Prime Minister Christopher Luxon has announced the Public Service Commission will launch an independent inquiry after allegations Te Pāti Māori misused private data during the 2023 election.

Te Pati Māori is facing mounting investigations into whether it has misused Census data and information collected from people who had COVID-19 vaccinations for electioneering.

The Privacy Commissioner, Electoral Commission, Police and Stats NZ are already investigating the allegations.

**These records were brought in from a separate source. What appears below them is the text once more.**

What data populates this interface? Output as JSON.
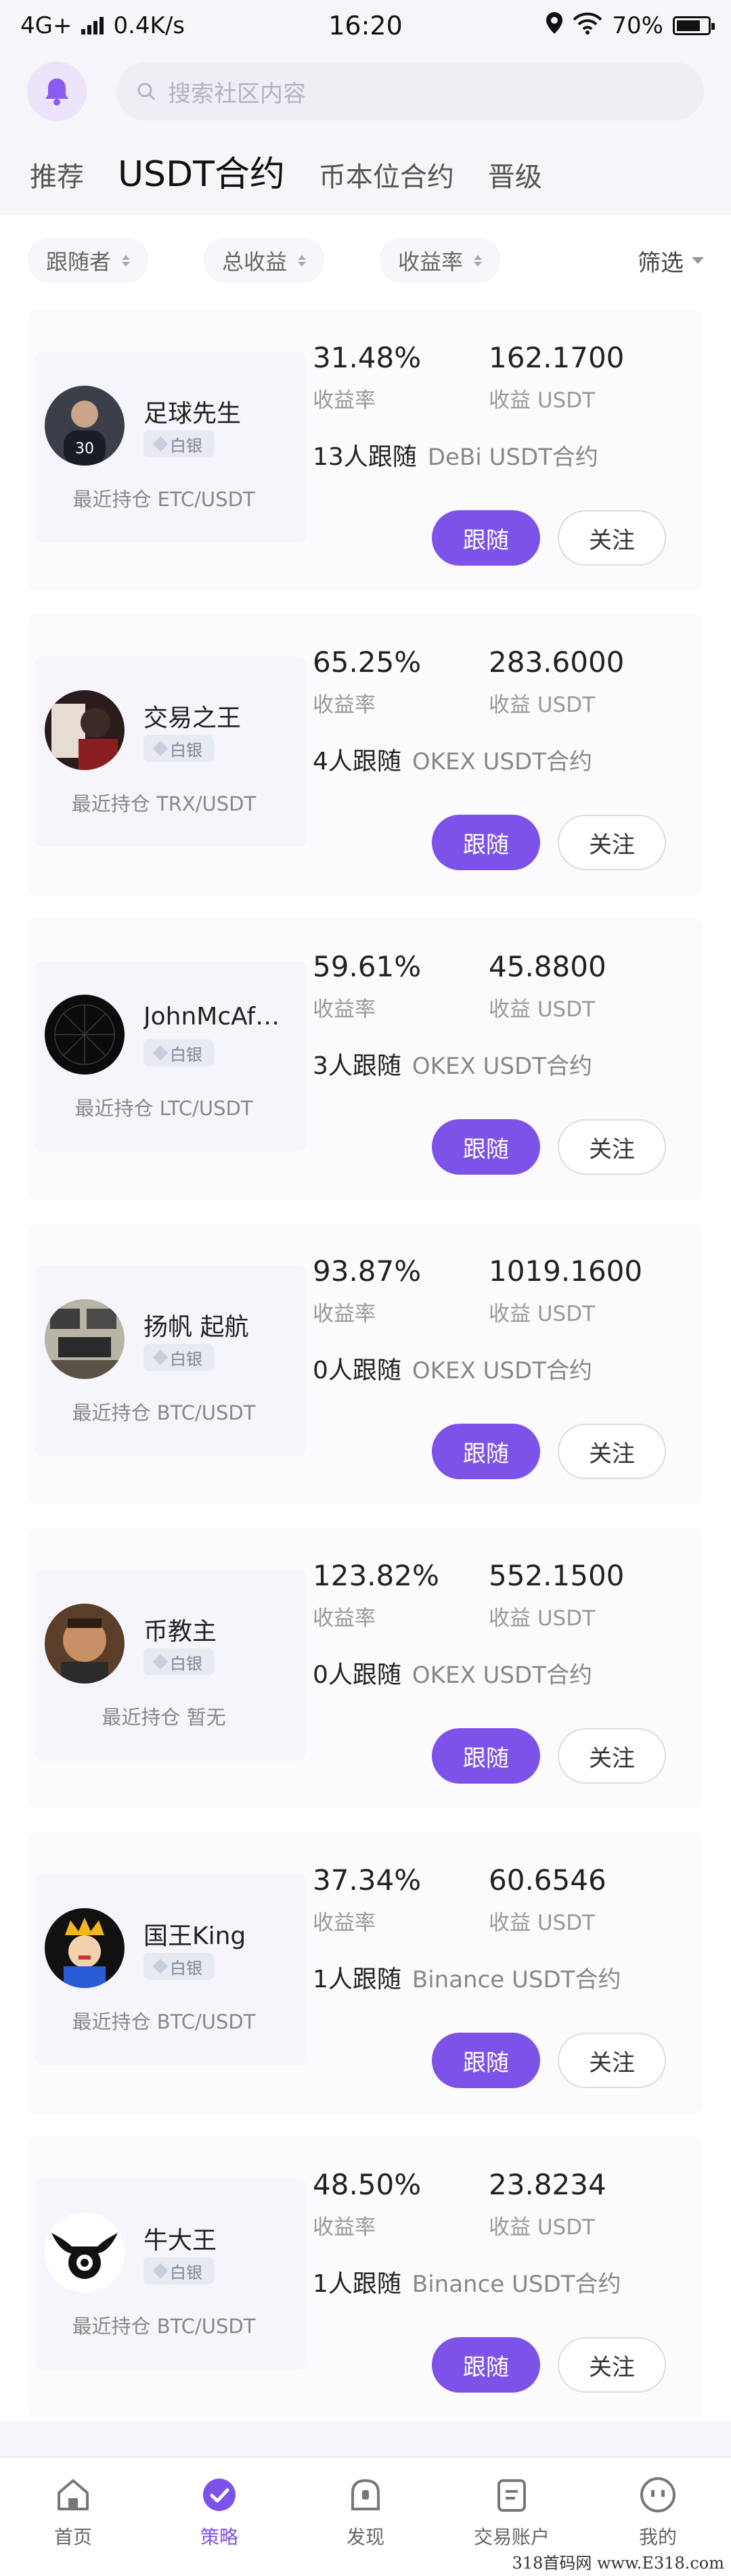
{
  "statusbar": {
    "network": "4G+",
    "speed": "0.4K/s",
    "time": "16:20",
    "battery": "70%"
  },
  "search": {
    "placeholder": "搜索社区内容"
  },
  "tabs": [
    {
      "label": "推荐"
    },
    {
      "label": "USDT合约"
    },
    {
      "label": "币本位合约"
    },
    {
      "label": "晋级"
    }
  ],
  "filters": {
    "follower": "跟随者",
    "total_profit": "总收益",
    "rate": "收益率",
    "screen": "筛选"
  },
  "labels": {
    "rate": "收益率",
    "profit": "收益 USDT",
    "follow_btn": "跟随",
    "watch_btn": "关注",
    "level": "白银"
  },
  "traders": [
    {
      "name": "足球先生",
      "hold": "最近持仓 ETC/USDT",
      "rate": "31.48%",
      "profit": "162.1700",
      "followers": "13人跟随",
      "exchange": "DeBi USDT合约"
    },
    {
      "name": "交易之王",
      "hold": "最近持仓 TRX/USDT",
      "rate": "65.25%",
      "profit": "283.6000",
      "followers": "4人跟随",
      "exchange": "OKEX USDT合约"
    },
    {
      "name": "JohnMcAf…",
      "hold": "最近持仓 LTC/USDT",
      "rate": "59.61%",
      "profit": "45.8800",
      "followers": "3人跟随",
      "exchange": "OKEX USDT合约"
    },
    {
      "name": "扬帆 起航",
      "hold": "最近持仓 BTC/USDT",
      "rate": "93.87%",
      "profit": "1019.1600",
      "followers": "0人跟随",
      "exchange": "OKEX USDT合约"
    },
    {
      "name": "币教主",
      "hold": "最近持仓 暂无",
      "rate": "123.82%",
      "profit": "552.1500",
      "followers": "0人跟随",
      "exchange": "OKEX USDT合约"
    },
    {
      "name": "国王King",
      "hold": "最近持仓 BTC/USDT",
      "rate": "37.34%",
      "profit": "60.6546",
      "followers": "1人跟随",
      "exchange": "Binance USDT合约"
    },
    {
      "name": "牛大王",
      "hold": "最近持仓 BTC/USDT",
      "rate": "48.50%",
      "profit": "23.8234",
      "followers": "1人跟随",
      "exchange": "Binance USDT合约"
    }
  ],
  "nav": [
    {
      "label": "首页"
    },
    {
      "label": "策略"
    },
    {
      "label": "发现"
    },
    {
      "label": "交易账户"
    },
    {
      "label": "我的"
    }
  ],
  "watermark": "318首码网 www.E318.com",
  "colors": {
    "accent": "#7d52e8"
  }
}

Speaking at his post-Cabinet press conference on Monday, Luxon said these allegations are serious, and they "go to the heart of trust and confidence" in our democratic processes.

"I have directed the Public Service Commission to initiate an independent inquiry into the safeguards that government agencies had in place to protect people's personal data and the circumstances surrounding these allegations," he said.

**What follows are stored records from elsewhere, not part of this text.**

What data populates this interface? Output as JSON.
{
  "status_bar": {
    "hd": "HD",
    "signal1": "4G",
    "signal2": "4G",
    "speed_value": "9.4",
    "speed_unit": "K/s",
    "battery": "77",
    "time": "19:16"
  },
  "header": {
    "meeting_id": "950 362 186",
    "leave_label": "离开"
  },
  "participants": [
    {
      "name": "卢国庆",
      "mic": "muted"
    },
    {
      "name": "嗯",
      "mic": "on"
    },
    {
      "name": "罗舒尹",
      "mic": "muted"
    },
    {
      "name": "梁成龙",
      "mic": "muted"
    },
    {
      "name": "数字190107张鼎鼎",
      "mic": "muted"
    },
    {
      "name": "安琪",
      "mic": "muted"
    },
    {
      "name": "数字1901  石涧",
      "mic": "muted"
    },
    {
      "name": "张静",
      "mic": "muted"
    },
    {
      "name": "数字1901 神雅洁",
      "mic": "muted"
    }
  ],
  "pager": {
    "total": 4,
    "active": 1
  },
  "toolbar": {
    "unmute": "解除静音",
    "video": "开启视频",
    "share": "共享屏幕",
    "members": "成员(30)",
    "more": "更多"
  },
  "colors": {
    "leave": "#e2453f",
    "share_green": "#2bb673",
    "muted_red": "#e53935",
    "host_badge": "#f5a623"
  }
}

"New Zealanders must have confidence the data they provide to Government agencies is used appropriately."

Te Pāti Māori was not notified before today's announcement. When asked why, Luxon told media "it's moving quickly."

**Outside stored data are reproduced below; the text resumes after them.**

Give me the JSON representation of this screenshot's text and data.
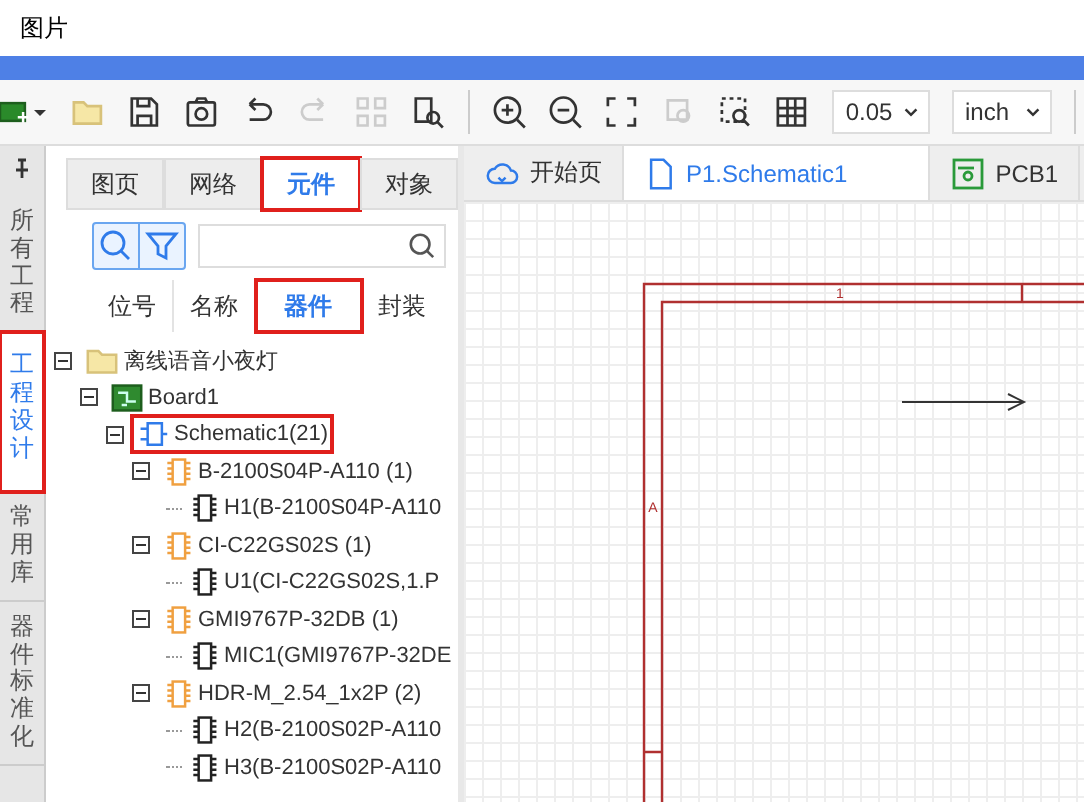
{
  "header": {
    "title": "图片"
  },
  "toolbar": {
    "snap_value": "0.05",
    "unit": "inch"
  },
  "side_tabs": [
    {
      "label": "所有工程",
      "selected": false,
      "highlighted": false
    },
    {
      "label": "工程设计",
      "selected": true,
      "highlighted": true
    },
    {
      "label": "常用库",
      "selected": false,
      "highlighted": false
    },
    {
      "label": "器件标准化",
      "selected": false,
      "highlighted": false
    }
  ],
  "panel": {
    "tabs": [
      {
        "label": "图页",
        "selected": false,
        "highlighted": false
      },
      {
        "label": "网络",
        "selected": false,
        "highlighted": false
      },
      {
        "label": "元件",
        "selected": true,
        "highlighted": true
      },
      {
        "label": "对象",
        "selected": false,
        "highlighted": false
      }
    ],
    "filter_tabs": [
      {
        "label": "位号",
        "selected": false,
        "highlighted": false
      },
      {
        "label": "名称",
        "selected": false,
        "highlighted": false
      },
      {
        "label": "器件",
        "selected": true,
        "highlighted": true
      },
      {
        "label": "封装",
        "selected": false,
        "highlighted": false
      }
    ],
    "tree": [
      {
        "label": "离线语音小夜灯",
        "kind": "folder",
        "expanded": true,
        "highlighted": false,
        "children": [
          {
            "label": "Board1",
            "kind": "board",
            "expanded": true,
            "highlighted": false,
            "children": [
              {
                "label": "Schematic1(21)",
                "kind": "schematic",
                "expanded": true,
                "highlighted": true,
                "children": [
                  {
                    "label": "B-2100S04P-A110 (1)",
                    "kind": "component",
                    "expanded": true,
                    "highlighted": false,
                    "children": [
                      {
                        "label": "H1(B-2100S04P-A110",
                        "kind": "part",
                        "highlighted": false
                      }
                    ]
                  },
                  {
                    "label": "CI-C22GS02S (1)",
                    "kind": "component",
                    "expanded": true,
                    "highlighted": false,
                    "children": [
                      {
                        "label": "U1(CI-C22GS02S,1.P",
                        "kind": "part",
                        "highlighted": false
                      }
                    ]
                  },
                  {
                    "label": "GMI9767P-32DB (1)",
                    "kind": "component",
                    "expanded": true,
                    "highlighted": false,
                    "children": [
                      {
                        "label": "MIC1(GMI9767P-32DE",
                        "kind": "part",
                        "highlighted": false
                      }
                    ]
                  },
                  {
                    "label": "HDR-M_2.54_1x2P (2)",
                    "kind": "component",
                    "expanded": true,
                    "highlighted": false,
                    "children": [
                      {
                        "label": "H2(B-2100S02P-A110",
                        "kind": "part",
                        "highlighted": false
                      },
                      {
                        "label": "H3(B-2100S02P-A110",
                        "kind": "part",
                        "highlighted": false
                      }
                    ]
                  }
                ]
              }
            ]
          }
        ]
      }
    ]
  },
  "doc_tabs": [
    {
      "label": "开始页",
      "kind": "home",
      "selected": false
    },
    {
      "label": "P1.Schematic1",
      "kind": "schematic",
      "selected": true
    },
    {
      "label": "PCB1",
      "kind": "pcb",
      "selected": false
    }
  ],
  "canvas": {
    "frame_column": "1",
    "frame_row": "A"
  }
}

"We are in the fact-finding phase of this investigation," he added.

Luxon said anyone with information should approach Police.

Te Pati Māori told Newshub it welcomes the investigation.

It was revealed a complaint had been laid about campaign texts sent by the Waipareira Trust, which is run by Te Pāti Māori president John Tamihere.

The complaints centre around Te Pati Māori MP Takutai Tarsh Kemp, who won her Tāmaki Makaurau seat in Parliament by just 42 votes.

Before being elected, Kemp was the chief executive of Manurewa Marae, which ran a massive census drive.

Employment advocate Allan Hulse is representing six former marae staff and one Ministry of Social Development (MSD) worker - a number have made complaints, one with the police - saying the census data was used for Te Pati Māori campaigning.

"We know upwards of 1400 census forms were photocopied and then that data was put, as I said, into the database that we believe was owned by Waipareira Trust," Hulse said.

"The second stage involved staff assisting people to transfer from the general to the Māori roll and they believe that information was obtained from the census form," Hulse told Newshub.

The allegations - which are strongly rejected by the party - were first revealed in the Sunday Star Times.

Te Pāti Māori president John Tamihere has called for anyone to produce "hard evidence" and described "unsubstantiated sources" as unhelpful.

Meanwhile, Labour MP Willie Jackson has called out the media's treatment of Te Pati Māori over the Manurewa Marae scandal.

During a fiery interview on AM, Jackson said the same level of scrutiny should be placed on the National Party after its MP failed to declare almost $180,000 in candidate donations.